In Kalahari, the San people question whether they have the right to take an animal’s life for food, especially when its species nears extinction. In contrast, American officials once proposed exterminating prairie dogs on Navajo/Diné land to protect grazing areas. The Navajo elders objected: “If you kill all the prairie dogs, there will be no one to cry for the rain.” The result? The ecosystem collapsed—desertification followed. Nature’s interconnectedness, ignored by policymakers, proved devastatingly real.

Macy and Johnstone argue that the public is dangerously unaware of the scale of ecological and climate crises. Media corporations, reliant on advertising, have little incentive to tell uncomfortable truths. In the U.S., for example, television is designed not to inform, but to retain viewers between ads. News broadcasts instil fear, only to follow up with advertisements for insurance—offering safety in a world made to feel increasingly dangerous.

Unlike in Finland or other nations with public broadcasters, American media is profit-driven and detached from public interest. The result is a population bombarded with fear, yet denied the structural support—like healthcare or education—that would alleviate the very anxieties media stokes.

Conclusions 

The story of modern capitalism is not just one of freedom, but also of entrapment—psychological, economic, and ecological. Surveillance capitalism has privatised control, bullshit jobs sap our energy, and advertising hijacks our insecurities. Yet throughout this dark web, there remain glimmers of alternative wisdom: indigenous respect for the earth, critiques from anthropologists, and growing awareness of the need for systemic change.
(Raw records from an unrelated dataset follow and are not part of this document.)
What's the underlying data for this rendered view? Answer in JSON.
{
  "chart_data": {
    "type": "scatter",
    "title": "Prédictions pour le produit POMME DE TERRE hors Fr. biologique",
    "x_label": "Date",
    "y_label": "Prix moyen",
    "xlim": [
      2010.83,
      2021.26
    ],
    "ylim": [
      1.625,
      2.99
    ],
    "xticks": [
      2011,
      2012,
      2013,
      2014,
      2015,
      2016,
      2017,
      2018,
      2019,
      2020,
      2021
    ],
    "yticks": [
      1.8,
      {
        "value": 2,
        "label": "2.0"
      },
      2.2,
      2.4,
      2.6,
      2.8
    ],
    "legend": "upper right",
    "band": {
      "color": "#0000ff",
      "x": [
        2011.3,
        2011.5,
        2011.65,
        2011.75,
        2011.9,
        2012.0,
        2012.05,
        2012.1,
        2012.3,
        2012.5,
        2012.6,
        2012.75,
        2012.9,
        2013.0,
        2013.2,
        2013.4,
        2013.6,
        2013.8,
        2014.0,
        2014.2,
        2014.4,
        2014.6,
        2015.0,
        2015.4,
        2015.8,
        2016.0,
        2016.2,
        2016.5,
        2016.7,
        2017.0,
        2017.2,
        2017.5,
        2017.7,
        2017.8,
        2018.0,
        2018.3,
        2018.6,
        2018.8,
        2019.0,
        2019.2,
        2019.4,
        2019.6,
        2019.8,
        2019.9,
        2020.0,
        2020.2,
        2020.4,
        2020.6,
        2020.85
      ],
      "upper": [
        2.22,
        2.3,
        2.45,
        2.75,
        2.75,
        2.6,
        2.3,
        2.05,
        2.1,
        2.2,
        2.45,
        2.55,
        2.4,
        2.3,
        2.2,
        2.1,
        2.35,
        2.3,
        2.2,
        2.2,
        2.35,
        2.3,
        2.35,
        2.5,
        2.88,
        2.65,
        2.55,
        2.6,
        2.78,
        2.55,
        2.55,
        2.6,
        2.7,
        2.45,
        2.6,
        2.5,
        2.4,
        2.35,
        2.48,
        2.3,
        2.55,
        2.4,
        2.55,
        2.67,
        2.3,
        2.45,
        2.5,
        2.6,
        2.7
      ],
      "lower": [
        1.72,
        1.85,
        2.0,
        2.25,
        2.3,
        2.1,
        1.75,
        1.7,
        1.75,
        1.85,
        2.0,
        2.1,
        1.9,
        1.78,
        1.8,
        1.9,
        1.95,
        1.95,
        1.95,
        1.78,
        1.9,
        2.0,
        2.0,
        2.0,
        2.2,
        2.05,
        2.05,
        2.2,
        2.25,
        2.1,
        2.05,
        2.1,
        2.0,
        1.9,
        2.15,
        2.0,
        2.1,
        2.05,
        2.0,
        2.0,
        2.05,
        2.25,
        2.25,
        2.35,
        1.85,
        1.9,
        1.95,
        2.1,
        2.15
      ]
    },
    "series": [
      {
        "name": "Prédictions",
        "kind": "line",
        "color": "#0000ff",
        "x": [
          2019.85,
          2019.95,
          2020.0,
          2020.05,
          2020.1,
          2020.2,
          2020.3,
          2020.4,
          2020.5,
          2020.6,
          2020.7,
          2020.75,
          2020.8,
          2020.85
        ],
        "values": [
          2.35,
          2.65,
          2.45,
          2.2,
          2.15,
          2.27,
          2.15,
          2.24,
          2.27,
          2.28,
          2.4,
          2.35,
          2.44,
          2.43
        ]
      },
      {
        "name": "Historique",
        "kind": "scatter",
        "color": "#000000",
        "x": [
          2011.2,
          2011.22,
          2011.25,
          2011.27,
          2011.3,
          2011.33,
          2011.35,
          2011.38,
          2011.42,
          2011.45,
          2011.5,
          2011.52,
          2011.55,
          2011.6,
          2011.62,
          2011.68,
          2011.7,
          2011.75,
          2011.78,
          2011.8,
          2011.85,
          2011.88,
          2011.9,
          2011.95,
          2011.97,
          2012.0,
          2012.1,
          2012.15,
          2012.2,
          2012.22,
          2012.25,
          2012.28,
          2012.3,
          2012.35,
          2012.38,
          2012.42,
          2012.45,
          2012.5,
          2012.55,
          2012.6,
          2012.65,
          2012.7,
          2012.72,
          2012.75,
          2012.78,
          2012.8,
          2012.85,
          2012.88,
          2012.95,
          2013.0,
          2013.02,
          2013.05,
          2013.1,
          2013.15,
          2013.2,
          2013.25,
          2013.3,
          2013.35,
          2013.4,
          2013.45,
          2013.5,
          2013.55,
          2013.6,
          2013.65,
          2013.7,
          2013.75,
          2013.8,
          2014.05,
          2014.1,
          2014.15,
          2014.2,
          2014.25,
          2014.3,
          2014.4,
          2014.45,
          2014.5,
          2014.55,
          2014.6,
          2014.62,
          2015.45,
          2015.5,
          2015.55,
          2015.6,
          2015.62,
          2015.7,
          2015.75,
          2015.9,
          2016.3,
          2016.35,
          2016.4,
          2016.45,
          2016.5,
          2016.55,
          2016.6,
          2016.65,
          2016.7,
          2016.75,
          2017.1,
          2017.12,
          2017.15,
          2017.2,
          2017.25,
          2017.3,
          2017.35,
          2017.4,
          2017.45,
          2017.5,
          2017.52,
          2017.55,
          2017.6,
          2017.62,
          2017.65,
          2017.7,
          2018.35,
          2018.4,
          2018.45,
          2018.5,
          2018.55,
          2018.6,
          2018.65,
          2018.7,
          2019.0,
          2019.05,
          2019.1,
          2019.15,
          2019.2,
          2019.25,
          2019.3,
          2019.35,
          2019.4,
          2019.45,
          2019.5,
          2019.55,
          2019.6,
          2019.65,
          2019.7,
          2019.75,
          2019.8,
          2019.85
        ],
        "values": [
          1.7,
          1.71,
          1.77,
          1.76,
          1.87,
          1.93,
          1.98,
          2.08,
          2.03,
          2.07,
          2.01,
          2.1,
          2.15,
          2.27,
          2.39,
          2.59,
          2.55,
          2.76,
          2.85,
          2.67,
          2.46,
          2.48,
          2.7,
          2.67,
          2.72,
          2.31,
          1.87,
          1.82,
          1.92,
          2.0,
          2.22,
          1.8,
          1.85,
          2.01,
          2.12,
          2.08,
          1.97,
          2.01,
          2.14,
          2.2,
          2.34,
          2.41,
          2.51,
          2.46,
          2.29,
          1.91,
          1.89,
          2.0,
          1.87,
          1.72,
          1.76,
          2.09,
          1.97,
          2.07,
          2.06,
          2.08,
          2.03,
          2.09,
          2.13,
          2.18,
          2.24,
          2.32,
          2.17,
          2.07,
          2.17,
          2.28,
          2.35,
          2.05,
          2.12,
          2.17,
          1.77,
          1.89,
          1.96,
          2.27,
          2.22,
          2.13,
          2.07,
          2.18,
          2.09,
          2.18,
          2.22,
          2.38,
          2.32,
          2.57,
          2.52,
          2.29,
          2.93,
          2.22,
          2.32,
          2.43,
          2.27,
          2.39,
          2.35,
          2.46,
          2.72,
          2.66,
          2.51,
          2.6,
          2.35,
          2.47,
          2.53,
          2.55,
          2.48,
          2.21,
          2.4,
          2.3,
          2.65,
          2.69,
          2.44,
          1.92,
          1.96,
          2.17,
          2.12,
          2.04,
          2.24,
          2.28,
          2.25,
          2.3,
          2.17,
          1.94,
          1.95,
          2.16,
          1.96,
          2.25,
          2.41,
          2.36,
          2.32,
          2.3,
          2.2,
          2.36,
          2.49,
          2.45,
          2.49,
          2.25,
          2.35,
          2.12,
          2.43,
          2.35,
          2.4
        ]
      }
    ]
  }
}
The challenge ahead lies not in refining the algorithms, but in reclaiming the meaning and interdependence lost to them. A liveable future demands more than innovation; it requires imagination, gratitude, and a willingness to dismantle the myths we’ve mistaken for progress.


References

Bregman, R. (2014). Utopia for realists: And how we can get there. Bloomsbury Publishing.
Eisenstein, C. (2018). Climate: A new story. North Atlantic Books.
Graeber, D. (2018). Bullshit Jobs: A Theory. New York: Simon & Schuster.
Hammerbacher, J. (n.d.). As cited in interviews on ethical technology, 2013–2016.
Johnstone, C., & Macy, J. (2012). Active hope: How to face the mess we’re in without going crazy. New World Library.
Loy, D. R. (2019). Ecodharma: Buddhist Teachings for the Ecological Crisis. New York: Wisdom Publications.
Skinner, B. F. (1953). Science and human Behaviour. Macmillan.
Zuboff, S. (2019). The age of surveillance capitalism: The fight for a human future at the new frontier of power. London: PublicAffairs.
Chomsky, N. (1959). A review of B. F. Skinner’s Verbal Behaviour. Language, 35(1), 26–58.